AI can also be a powerful tool in helping workers upskill, she says.
“We're looking to AI to figure out how to bridge gaps in education and to personalize things for folks… There are really interesting ways that we can use these tools to make education more personal, to make it more global, and to bridge gaps when humans can't immediately jump on a call and help you.
“If there's a way that we can get you that help that is still almost as effective until [a trainer] can get back online [and provide what learners need], then we're going to try.”
Professional education necessary
The main thing for employers to do is not to treat upskilling for workers as an “afterthought,” says Stockdale.
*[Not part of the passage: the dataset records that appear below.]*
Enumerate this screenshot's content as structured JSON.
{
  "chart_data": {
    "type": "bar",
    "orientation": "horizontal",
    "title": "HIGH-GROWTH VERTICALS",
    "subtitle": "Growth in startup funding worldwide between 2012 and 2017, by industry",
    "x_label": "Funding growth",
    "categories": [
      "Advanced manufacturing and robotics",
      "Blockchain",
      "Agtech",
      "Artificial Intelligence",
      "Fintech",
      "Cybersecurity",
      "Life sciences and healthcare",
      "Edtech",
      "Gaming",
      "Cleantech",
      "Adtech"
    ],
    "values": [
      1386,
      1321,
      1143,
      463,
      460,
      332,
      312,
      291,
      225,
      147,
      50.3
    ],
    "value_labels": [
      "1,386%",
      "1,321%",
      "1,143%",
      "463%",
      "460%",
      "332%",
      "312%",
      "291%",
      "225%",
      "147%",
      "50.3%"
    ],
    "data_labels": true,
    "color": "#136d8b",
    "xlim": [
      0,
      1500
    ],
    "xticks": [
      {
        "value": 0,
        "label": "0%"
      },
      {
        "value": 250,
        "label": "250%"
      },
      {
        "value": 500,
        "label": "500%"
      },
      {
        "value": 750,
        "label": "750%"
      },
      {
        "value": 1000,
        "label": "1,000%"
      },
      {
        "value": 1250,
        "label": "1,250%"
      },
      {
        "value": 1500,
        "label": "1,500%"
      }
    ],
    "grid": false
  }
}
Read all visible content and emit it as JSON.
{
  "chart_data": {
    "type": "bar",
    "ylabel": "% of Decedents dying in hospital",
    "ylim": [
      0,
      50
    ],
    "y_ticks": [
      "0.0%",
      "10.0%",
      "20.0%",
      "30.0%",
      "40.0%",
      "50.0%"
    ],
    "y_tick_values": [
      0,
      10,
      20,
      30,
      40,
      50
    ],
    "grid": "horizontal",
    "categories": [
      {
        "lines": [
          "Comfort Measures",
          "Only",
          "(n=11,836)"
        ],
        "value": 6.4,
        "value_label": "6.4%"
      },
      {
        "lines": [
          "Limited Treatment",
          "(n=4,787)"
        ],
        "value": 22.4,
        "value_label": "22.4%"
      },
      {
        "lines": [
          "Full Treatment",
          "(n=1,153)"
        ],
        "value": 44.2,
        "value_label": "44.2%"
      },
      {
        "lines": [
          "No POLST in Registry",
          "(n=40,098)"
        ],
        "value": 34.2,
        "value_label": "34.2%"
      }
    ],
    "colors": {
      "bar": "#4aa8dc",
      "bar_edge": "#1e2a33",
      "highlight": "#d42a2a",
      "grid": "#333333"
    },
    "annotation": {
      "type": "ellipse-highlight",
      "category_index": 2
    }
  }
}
“It really needs to be an essential component to any workplace that wants to have a happy workforce that can think critically and creatively and use tools in the year that you are working in, not ones from, you know, potentially 10 years ago. And education doesn't stop after university.”
If employers don't provide a professional education program for workers, it's going to be purely “learning by failure” for workers, she says.
That’s “a painful and lonely way to learn”.
“People deserve more community-based, exciting, curiosity-driven learning experiences,” says Stockdale.